HC Deb 05 August 1878 vol 242 cc1217-9

asked the Secretary of State for the Colonies, Whether the organization of the police forces maintained in Perak, Salangore, and Sungei Ujong, the number of their men, the terms of their engagement, the scales of pay, and the official costume are not all matters under the immediate regulation of the Governor of the Straits Settlements? Whether those forces are not under the orders of the local British Resident, and whether the officers who hold commands in them are not appointed by Her Majesty's Secretary of State for the Colonies? With whom does it rest to dismiss a member of those forces for misconduct? Are the public revenues in each of the above States collected by the British Resident and his subordinates; and is not the taxation regulated by him, subject to the control of the Straits Government at Singapore? Is not justice administered by British officers, under the supervision of the Resident? Are not public works in the above States all designed, sanctioned, and executed by and under the supervision of the British Residents, subject to the control and approval of the Governor of the Straits Settlements? Do the British Residents report to and correspond with the Governor of the Straits at Singapore? If not, do they do so with the Secretary of State for the Colonies, or what is the machinery for supervising their policy and proceedings? Are the public accounts for each of those States audited; if so, by whom; and is the Audit Office at Singapore used for this purpose? Whether slavery has been or is about to be abolished in the States mentioned; if not, then what are the reasons which have led the British Residents, while taking over the administration of the revenue and justice, the control of the police, and of public works, to leave the question of slavery out of account? Have instructions been given to the newly-organized police force never to interfere to re-capture fugitive slaves; before what tribunal would a claim to a re-captured slave be tried; and what provisions have been made to protect the slave in such a case from being tortured and punished for the mere attempt to escape?

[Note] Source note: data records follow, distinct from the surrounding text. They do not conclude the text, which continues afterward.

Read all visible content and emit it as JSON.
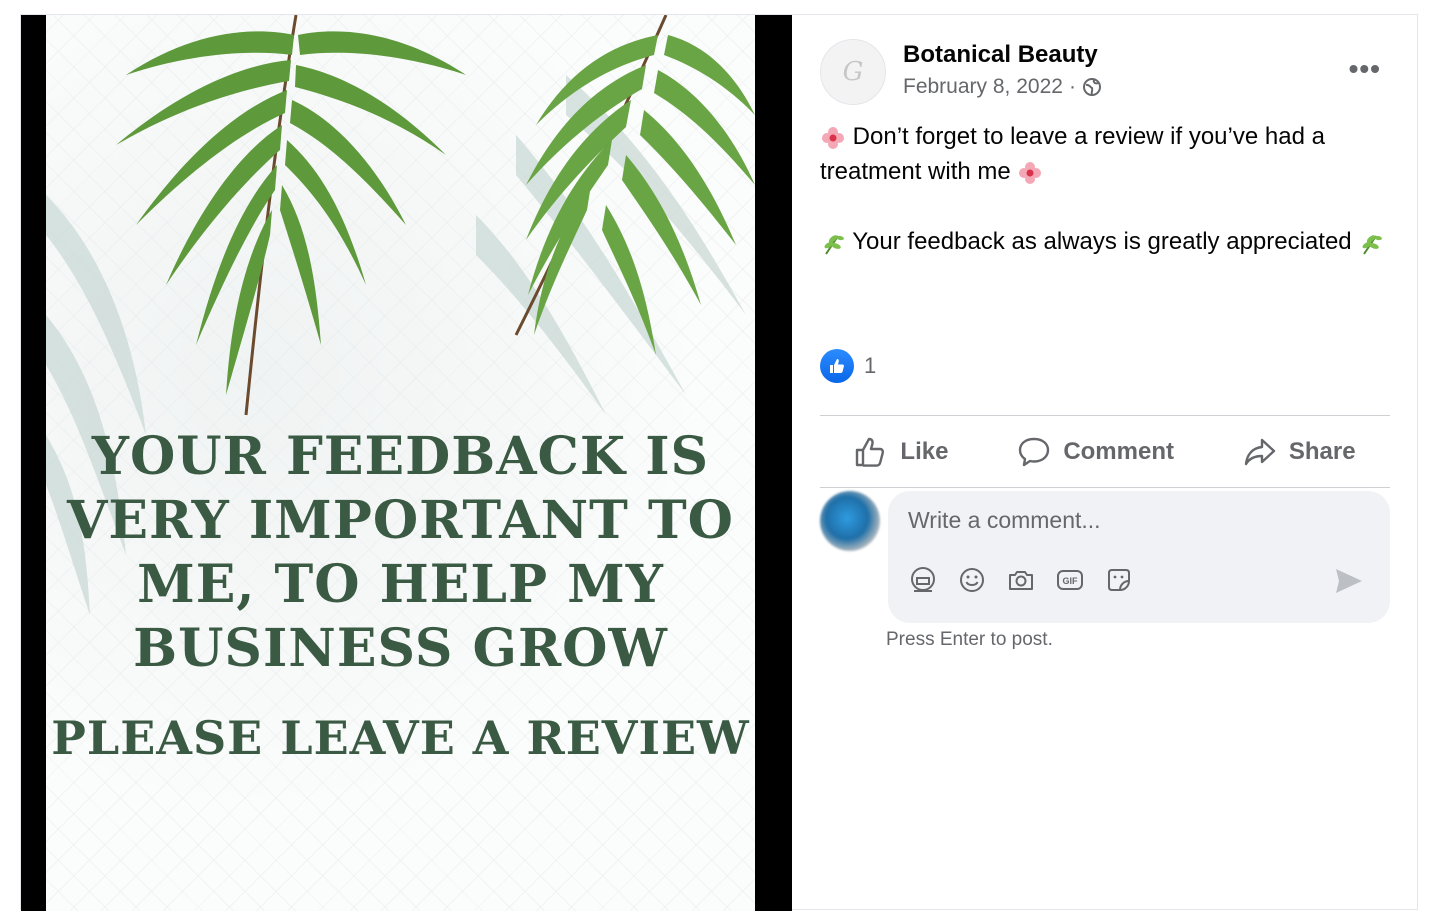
{
  "poster": {
    "headline": "YOUR FEEDBACK IS VERY IMPORTANT TO ME, TO HELP MY BUSINESS GROW",
    "cta": "PLEASE LEAVE A REVIEW"
  },
  "post": {
    "author": "Botanical Beauty",
    "date": "February 8, 2022",
    "separator": "·",
    "paragraphs": [
      "Don’t forget to leave a review if you’ve had a treatment with me",
      "Your feedback as always is greatly appreciated"
    ],
    "reaction_count": "1"
  },
  "actions": {
    "like": "Like",
    "comment": "Comment",
    "share": "Share"
  },
  "composer": {
    "placeholder": "Write a comment...",
    "hint": "Press Enter to post.",
    "gif_label": "GIF"
  },
  "colors": {
    "accent": "#1877f2",
    "secondary_text": "#65676b",
    "poster_text": "#3a5a44",
    "frond_green": "#5e9a3c"
  },
  "icons": [
    "more-options-icon",
    "globe-icon",
    "flower-emoji-icon",
    "herb-emoji-icon",
    "like-reaction-icon",
    "thumbs-up-icon",
    "comment-bubble-icon",
    "share-arrow-icon",
    "avatar-sticker-icon",
    "emoji-icon",
    "camera-icon",
    "gif-icon",
    "sticker-icon",
    "send-icon"
  ]
}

said, he must reply to the Questions of the hon. Baronet on imperfect information; but he believed the statements he should make would be found accurate as far as they went. With reference to the control of the police force, he thought it was practically controlled by the Residents, subject to the superior authority of the Governor of the Straits Settlements; but the officers were not appointed by the Secretary of State for the Colonies. The British Resident collected the revenue of each State and regulated the taxation. Justice was not administered solely by British officers under supervision of the Resident, but by the Native Judges in conjunction with the Resident. The accounts were audited first by the Resident, but were subject to further audit by the Government of the Straits Settlements. He (Sir Michael Hicks-Beach) quite understood the object of the Questions as to slavery. The intention was first to suggest that the control of the Residents over the police, the administration of justice, and of public works, amounted to the entire government of these States, and then to argue that the Residents should also control questions connected with slavery. He could not quite admit the premise, for in various matters to which he could refer the authority of the Residents did not amount to supreme control. With regard to slavery, however, he felt the importance of this subject, into which he intended to inquire fully with the view of seeing what could be done; but it did not follow that though the Native Rulers of these States were willing to intrust other affairs to the practical control of the Residents, they would be equally prepared to sanction interference with matters of such extreme delicacy and difficulty as those connected with domestic slavery. Any hasty attempt at such interference might result in the impossibility of continuing the Resident system, and in the consequent loss of our influence. The Government must act cautiously in these matters, but the subject would not escape his attention.


asked, Whether there would be furnished annually some Report as to the state of matters in Perak?


said, he should endeavour to comply with the request of the right hon. Gentleman. He had omitted to state, in reply to the hon. Baronet the Member for Chelsea, that no Papers on the question of slavery except those which had been presented had been received.

Main Question, "That Mr. Speaker do now leave the Chair," put, and agreed to.